Nous nous préparâmes donc à partir, rassemblâmes nos quelques affaires, nous assurâmes que le feu était bien éteint et Geralt me déposa sur le pommeau de sa selle avant de mettre le pied à l'étrier. Cette dernière étape avant mon village devait se faire par les bois touffus, la jument garda donc le pas. Je bénis mentalement cette impossibilité de trotter : l'huile sur ma peau continuait de faire son effet aphrodisiaque et sensibilisant ce qui me provoquait des sensations de frottement diaboliques à cause du pommeau de la selle. J'essayais de me détourner de cette douce torture en goûtant la forêt avec tous mes sens décuplés.
J'avais toujours particulièrement aimé ce lieu de paix où les arbres sont si hauts qu'ils semblent former une cathédrale de verdure à travers laquelle filtrent les rayons du soleil, projetant des éclats dorés et mouvants.

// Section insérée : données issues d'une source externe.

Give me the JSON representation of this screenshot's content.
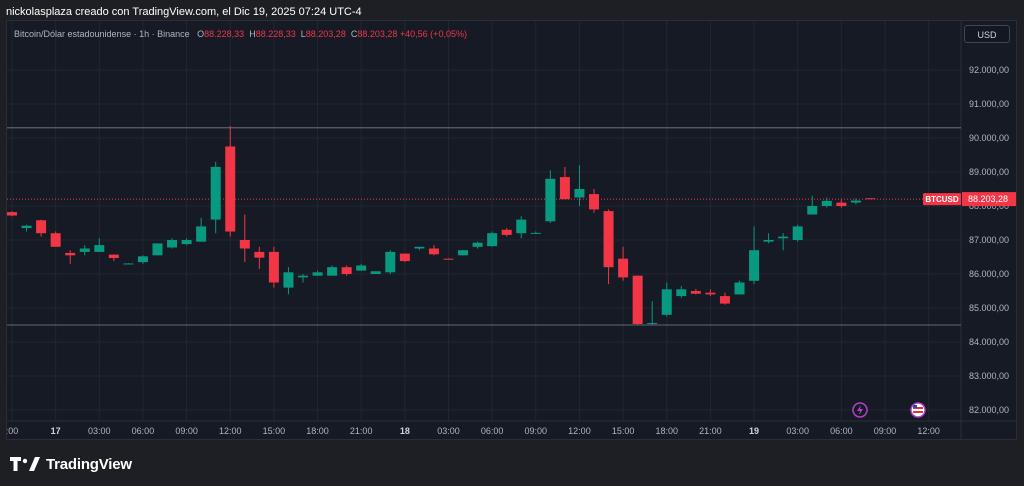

Présentement, chaque détail alentour m'apparaissait avec une netteté incomparable et mon cerveau m'offrait en complément les sensations associées me donnant l'impression de toucher et humer les tronc et les feuilles naissantes rien qu'en les embrassant du regard. Un écureuil, d'un magnifique roux flamboyant, nous accompagna un petit moment, sautant de branche en branche, d'arbre en arbre en parallèle de notre jument. C'était un ravissement de le voir si agile, si proche que j'aurai pu en compter ses poils de moustache. Un peu plus loin ce sont de jolies petites mésanges à longue queue qui m'emplirent de joie par leur présence.

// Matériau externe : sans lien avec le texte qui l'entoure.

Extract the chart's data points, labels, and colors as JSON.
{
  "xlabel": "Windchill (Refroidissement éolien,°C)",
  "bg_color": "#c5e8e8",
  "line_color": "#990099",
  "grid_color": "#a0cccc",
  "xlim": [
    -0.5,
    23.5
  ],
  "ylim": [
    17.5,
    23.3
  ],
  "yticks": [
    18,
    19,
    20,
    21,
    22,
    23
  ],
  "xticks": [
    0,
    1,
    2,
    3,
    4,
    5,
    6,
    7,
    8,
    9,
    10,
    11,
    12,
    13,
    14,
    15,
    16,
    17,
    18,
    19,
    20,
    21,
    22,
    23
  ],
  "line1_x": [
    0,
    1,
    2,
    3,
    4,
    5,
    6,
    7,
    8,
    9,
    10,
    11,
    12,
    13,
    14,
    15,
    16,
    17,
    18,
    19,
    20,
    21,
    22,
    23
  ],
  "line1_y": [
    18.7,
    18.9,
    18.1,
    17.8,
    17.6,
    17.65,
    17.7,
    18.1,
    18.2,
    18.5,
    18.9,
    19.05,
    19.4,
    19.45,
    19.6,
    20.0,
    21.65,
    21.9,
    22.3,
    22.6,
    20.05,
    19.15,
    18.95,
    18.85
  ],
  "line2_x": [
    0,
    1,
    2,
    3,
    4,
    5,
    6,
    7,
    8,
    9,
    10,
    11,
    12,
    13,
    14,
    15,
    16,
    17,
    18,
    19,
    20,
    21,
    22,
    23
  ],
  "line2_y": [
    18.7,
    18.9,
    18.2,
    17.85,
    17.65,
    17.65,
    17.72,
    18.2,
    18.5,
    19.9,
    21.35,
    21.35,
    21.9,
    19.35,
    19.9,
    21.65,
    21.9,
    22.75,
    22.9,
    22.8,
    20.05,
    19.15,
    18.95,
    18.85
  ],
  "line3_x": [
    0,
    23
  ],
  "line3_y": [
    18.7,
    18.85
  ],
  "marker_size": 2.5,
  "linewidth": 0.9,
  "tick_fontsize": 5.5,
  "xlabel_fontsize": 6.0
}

Régulièrement mon corps se rappelait à moi et je devais faire cet effort volontaire et prolongé de me détourner de mes sensations tactiles. Cela devenait de plus en plus laborieux et ma respiration commençait à s'en ressentir. C'est ce qui dut mettre la puce à l'oreille de Geralt qui proposa une halte prétextant un besoin pressant. Et quel besoin ! C'est quand je le vis descendre de cheval en marchant les jambes écartées que je compris qu'il était dans un état d'excitation comparable au mien. Cela semblait même presque douloureux. Il me prit, sans détour, ôtant le stricte minimum de vêtements, à la hussarde, adossée au tronc rugueux d'un chêne centenaire. J'étais toujours sous l'effet de la mandragore ce qui rendit l'expérience particulièrement intense. Quand l'orgasme libérateur, qui se préparait depuis des heures, éclata, j'eus bon espoir d'être enfin soulagée de cette torture par le plaisir. Je pris le parti de marcher quelques temps auprès de la jument pour éviter de nouvelles stimulations embarrassantes.